Na cidade de Botucatu, a reprodução animal é voltada para os cuidados com grandes animais, como o rebanho bovino, por exemplo. Sob o olhar de muitos homens, a docente provou inúmeras vezes sua capacidade de fazer o parto de vacas, demonstrando como a força física não é impedimento para a presença feminina na área. A competência e a perseverança permitiram que adquirisse experiência prática e pudesse ministrar aulas. 

“Não é o fato de você ser mulher. É ter jeito para o trabalho. Não precisa ter força física para trabalhar, a gente pede ajuda. Eu calçava as botas e o macacão e os peões sempre olhavam e diziam ‘ela não vai conseguir, é muito pequena e frágil’. Eu sempre consegui e dei minha assistência”, comenta a professora da FMVZ-Unesp, que recentemente assumiu a chefia do Departamento de Cirurgia Veterinária e Reprodução Animal.

Em sua trajetória na Unesp, Eunice Oba já esteve na chefia do departamento, outrora chamado de Reprodução Animal e Radiologia Veterinária. Na posição de coordenadora da pós-graduação da medicina veterinária, dedicou-se a elevar o conceito do programa na Capes (Coordenação de Aperfeiçoamento de Pessoal de Nível Superior). Mesmo com um trabalho excepcional, relata a contrariedade de colegas que não compreendiam os seus métodos rigorosos. Porém, não deu outra: depois de 14 anos, o programa subiu de conceito na Capes.

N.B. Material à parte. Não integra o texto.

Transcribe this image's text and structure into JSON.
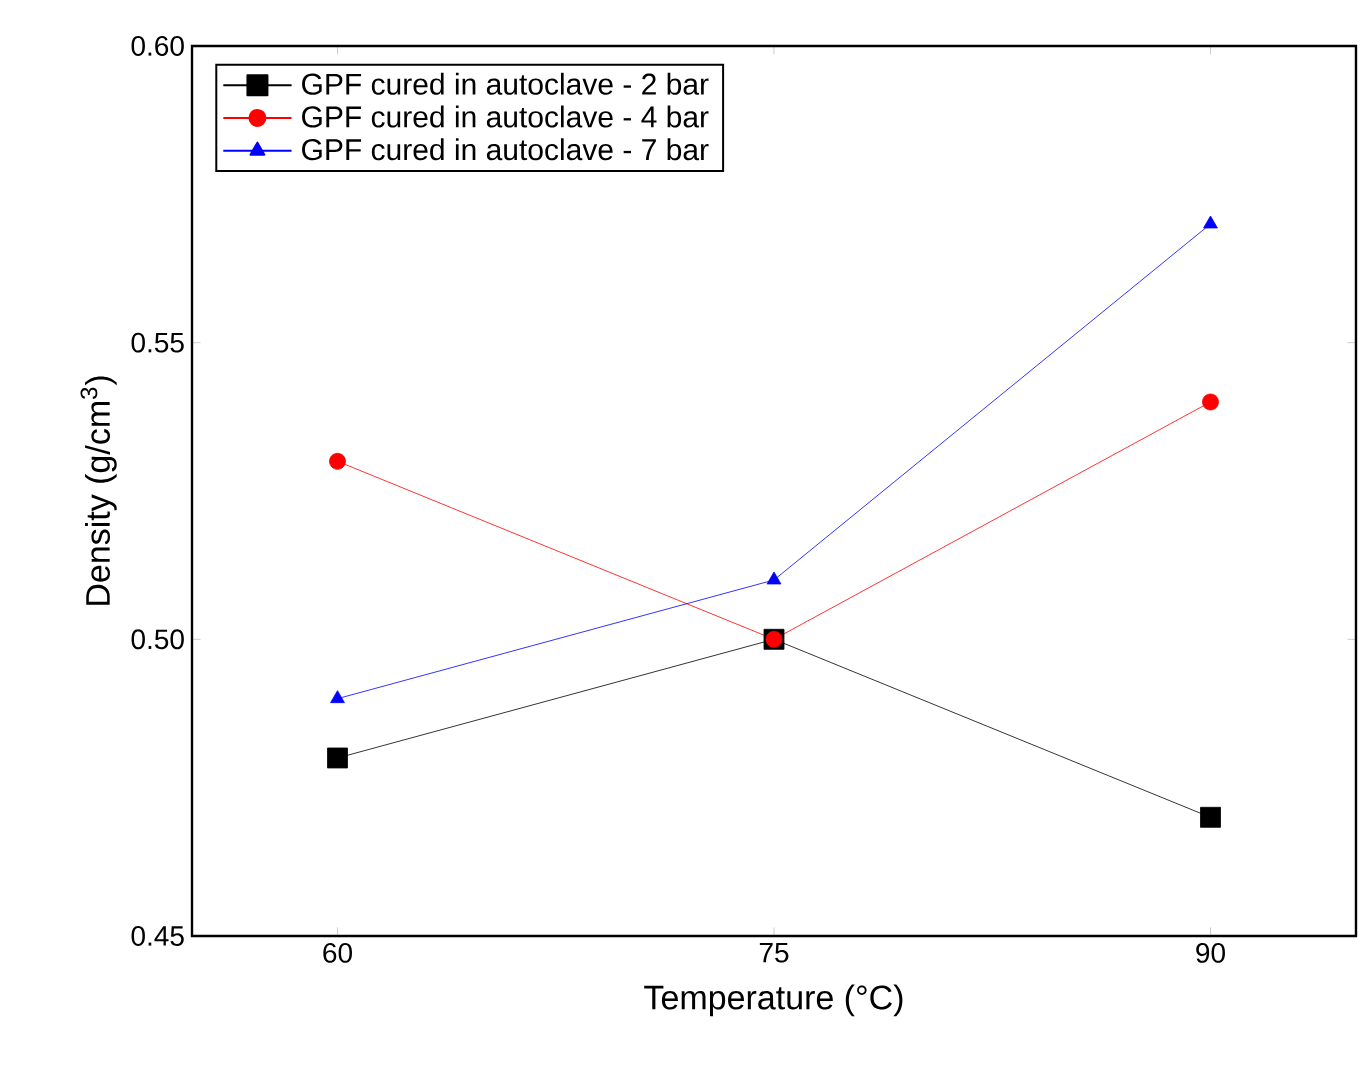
{
  "chart_data": {
    "type": "line",
    "xlabel": "Temperature (°C)",
    "ylabel": "Density (g/cm$^{3}$)",
    "x": [
      60,
      75,
      90
    ],
    "xlim": [
      55,
      95
    ],
    "xticks": [
      60,
      75,
      90
    ],
    "ylim": [
      0.45,
      0.6
    ],
    "yticks": [
      {
        "value": 0.45,
        "label": "0.45"
      },
      {
        "value": 0.5,
        "label": "0.50"
      },
      {
        "value": 0.55,
        "label": "0.55"
      },
      {
        "value": 0.6,
        "label": "0.60"
      }
    ],
    "legend": "top left",
    "grid": false,
    "series": [
      {
        "name": "GPF cured in autoclave - 2 bar",
        "color": "#000000",
        "marker": "square",
        "values": [
          0.48,
          0.5,
          0.47
        ]
      },
      {
        "name": "GPF cured in autoclave - 4 bar",
        "color": "#ff0000",
        "marker": "circle",
        "values": [
          0.53,
          0.5,
          0.54
        ]
      },
      {
        "name": "GPF cured in autoclave - 7 bar",
        "color": "#0000ff",
        "marker": "triangle",
        "values": [
          0.49,
          0.51,
          0.57
        ]
      }
    ]
  }
}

Apesar das resistências que surgiram no decorrer dos anos, a professora conta que sempre se manteve firme em suas escolhas profissionais. Não desistir, era o conselho dado por seu pai. Além de se tornar chefe de departamento, tomou a iniciativa de propor a criação de um programa de pós-graduação em Biotecnologia Animal, hoje consolidado como um dos programas de excelência da Universidade, e se elegeu diretora da unidade universitária por um mandato de quatro anos, iniciado em 1997. Entre os 11 diretores da história da FMVZ-Unesp, foi até agora a única mulher a ocupar o posto. Na perspectiva da docente, o machismo ainda está presente na área. Contudo, além de abrir portas, a trajetória de Eunice Oba renova a mensagem de persistência que sempre ouviu de seu pai. Ao saber do reconhecimento conferido pela Medalha Heleieth Saffioti, a docente o compartilhou com as demais unespianas. 

“Fiquei emocionada. Quando recebi o e-mail, perguntei ‘É verdade isso?’, até me arrepiou. É uma felicidade ímpar e o melhor presente que eu tive. Outras professoras concorreram e são merecedoras. Eu homenageio e parabenizo todas as mulheres deste país”, diz Eunice. A Medalha Heleieth Saffioti leva o nome da socióloga pioneira nos estudos de gênero no país e uma das mais importantes pensadoras feministas brasileiras do século passado. Heleieth Saffioti (1934-2010) foi docente na Faculdade de Ciências e Letras (FCLAr) do câmpus de Araraquara da Unesp e ajudou a criar o curso de Ciências Sociais.